The visual environment that was created for this show at the MOMA came from AVAF and our discussions about making something that was visually dense, complex, really overwhelming and took the standard visual language of the clubbing scene but blew it up into 3-d and much more vivid color and depth. There were so many elements to that performance, which we did about 10 times in venues all over the world. The one at the MOMA was certainly worked out into tiny details, including all the visual stuff you see, my own performance both with the Black Meteoric Star music and costumes, the dance performance created by Viva Ruiz and Jaiko Suzuki. And one element that you don’t catch in the video is that this took place over three hours… It was a three hour live concert of the whole Black Meteoric Star record in extended versions with the dancers and all the visuals. And yes for sure there was a conscious attempt to create something that erased these barriers between club and museum and underground and “high culture”. The way we put the event together was to make it more and more about just the experience of being there and being there with the people that were there. To make it really REAL despite it being where it was. It was a powerful combination and I feel really lucky and grateful to the people at the MOMA who helped to make it work. It speaks a lot of them. Attention to details is an important feature of my work in both visual arts and music. Something magical happens when you start to notice the details of things. There’s a shamanic exercise where you find a beautiful object in nature and then look at it more and more closely over a long period of time, noticing more and more details as you do. There’s something to that.

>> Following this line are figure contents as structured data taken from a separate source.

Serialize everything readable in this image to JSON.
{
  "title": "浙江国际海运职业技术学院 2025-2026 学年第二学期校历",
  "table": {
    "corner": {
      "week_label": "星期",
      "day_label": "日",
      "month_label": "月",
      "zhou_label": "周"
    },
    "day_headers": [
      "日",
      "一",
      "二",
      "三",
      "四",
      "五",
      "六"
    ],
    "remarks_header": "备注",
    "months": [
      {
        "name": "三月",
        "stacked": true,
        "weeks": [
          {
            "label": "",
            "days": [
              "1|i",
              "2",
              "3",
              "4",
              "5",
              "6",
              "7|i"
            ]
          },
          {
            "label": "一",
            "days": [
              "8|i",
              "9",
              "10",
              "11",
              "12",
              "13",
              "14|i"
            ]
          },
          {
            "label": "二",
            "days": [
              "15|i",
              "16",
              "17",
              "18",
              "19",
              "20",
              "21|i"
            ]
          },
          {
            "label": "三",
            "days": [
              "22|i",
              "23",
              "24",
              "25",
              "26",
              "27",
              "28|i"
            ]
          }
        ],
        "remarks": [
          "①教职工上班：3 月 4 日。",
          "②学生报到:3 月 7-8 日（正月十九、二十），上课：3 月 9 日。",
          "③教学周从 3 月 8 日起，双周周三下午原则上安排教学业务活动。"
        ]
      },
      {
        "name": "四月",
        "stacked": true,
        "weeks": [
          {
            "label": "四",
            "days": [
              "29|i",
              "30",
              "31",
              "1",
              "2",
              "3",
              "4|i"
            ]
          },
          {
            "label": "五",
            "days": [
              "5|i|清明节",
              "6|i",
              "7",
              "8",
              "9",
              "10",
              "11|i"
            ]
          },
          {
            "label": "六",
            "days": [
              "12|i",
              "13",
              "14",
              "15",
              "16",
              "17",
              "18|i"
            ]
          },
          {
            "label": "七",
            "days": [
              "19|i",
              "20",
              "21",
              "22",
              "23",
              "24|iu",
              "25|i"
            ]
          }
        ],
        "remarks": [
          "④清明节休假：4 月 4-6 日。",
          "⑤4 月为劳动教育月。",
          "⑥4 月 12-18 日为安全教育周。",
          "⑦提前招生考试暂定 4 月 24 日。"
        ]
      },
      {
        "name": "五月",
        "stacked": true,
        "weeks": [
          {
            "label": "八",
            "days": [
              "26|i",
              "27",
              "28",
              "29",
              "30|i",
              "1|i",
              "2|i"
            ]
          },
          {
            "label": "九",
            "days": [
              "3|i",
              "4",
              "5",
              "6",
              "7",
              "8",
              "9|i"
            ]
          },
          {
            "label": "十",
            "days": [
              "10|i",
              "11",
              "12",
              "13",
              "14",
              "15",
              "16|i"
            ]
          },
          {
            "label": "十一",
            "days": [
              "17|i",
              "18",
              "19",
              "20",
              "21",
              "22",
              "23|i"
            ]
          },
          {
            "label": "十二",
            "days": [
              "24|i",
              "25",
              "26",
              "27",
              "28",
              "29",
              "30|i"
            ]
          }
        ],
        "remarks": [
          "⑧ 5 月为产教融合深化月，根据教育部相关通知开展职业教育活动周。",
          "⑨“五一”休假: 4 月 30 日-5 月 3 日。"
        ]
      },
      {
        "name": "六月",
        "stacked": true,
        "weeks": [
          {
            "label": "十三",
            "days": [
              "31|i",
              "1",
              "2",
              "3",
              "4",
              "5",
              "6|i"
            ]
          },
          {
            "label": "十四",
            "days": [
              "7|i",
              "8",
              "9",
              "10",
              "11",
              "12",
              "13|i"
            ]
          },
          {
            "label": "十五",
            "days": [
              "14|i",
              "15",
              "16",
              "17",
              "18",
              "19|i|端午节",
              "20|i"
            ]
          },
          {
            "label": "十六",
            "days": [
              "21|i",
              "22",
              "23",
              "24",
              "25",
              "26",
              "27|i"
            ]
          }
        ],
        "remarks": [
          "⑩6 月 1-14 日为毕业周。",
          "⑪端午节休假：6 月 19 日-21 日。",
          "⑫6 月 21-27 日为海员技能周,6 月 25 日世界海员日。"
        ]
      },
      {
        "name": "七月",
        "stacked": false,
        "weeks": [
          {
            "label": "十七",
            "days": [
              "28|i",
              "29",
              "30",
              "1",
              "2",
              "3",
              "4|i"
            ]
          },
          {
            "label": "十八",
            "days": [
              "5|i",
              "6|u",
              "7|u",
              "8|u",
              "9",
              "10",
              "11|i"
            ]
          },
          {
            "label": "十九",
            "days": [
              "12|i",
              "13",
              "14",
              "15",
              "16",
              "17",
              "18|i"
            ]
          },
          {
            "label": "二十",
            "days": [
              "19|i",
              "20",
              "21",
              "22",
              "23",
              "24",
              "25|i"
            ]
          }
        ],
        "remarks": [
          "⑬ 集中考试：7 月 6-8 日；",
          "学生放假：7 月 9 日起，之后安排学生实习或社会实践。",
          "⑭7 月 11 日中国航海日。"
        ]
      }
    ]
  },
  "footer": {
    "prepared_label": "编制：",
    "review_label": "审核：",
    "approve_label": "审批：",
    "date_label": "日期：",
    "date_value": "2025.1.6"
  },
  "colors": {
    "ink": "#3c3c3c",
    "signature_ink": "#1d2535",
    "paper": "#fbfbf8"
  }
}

I stay somehow linked to the previous question. Dance music is more and more breaking throught the wall of the club to get to a less established structures, being enjoyed from different perspective, not only as a recreational point of view. It is just a feeling or electronic music, getting out from the places where have been generally “shutted in”, is now achieving a broader cultural level, being then, perceived differently?
There is definitely a lot happening with dance music these days. It seems to become bigger and bigger and in America much more of mainstream culture, with big festivals popping up and a whole new landscape of clubs. Looking back over the history of dance music though it’s clear that it was always involved with some big themes like spiritual transcendence, community, diversity, sexuality… And that some very deep and important creative work has been going on in the dance music scene from when it began up until today. So it’s hard for me to say, but I do think that dance music culture is very deep and powerful and I am a fan of honoring that spirit however I can in a way that works with contemporary life today.
Another track which left a mark is Causal Friday, you composed it together with the artistic group Black Leotard Front. Michelangelo Matos defined this track as “the greatest 15-minutes disco record of all time.” In your future plan do you see any collaboration with new artists you have never worked with?
Sure I can imagine lots of possible collaborations and would be very interested to see what would grow from them. Who knows what the future will bring and the impulse to create and develop communities with creativity at their core is at the center of what I do. I’m also very much enjoying this moment, the people I’m working with and everything that’s happening.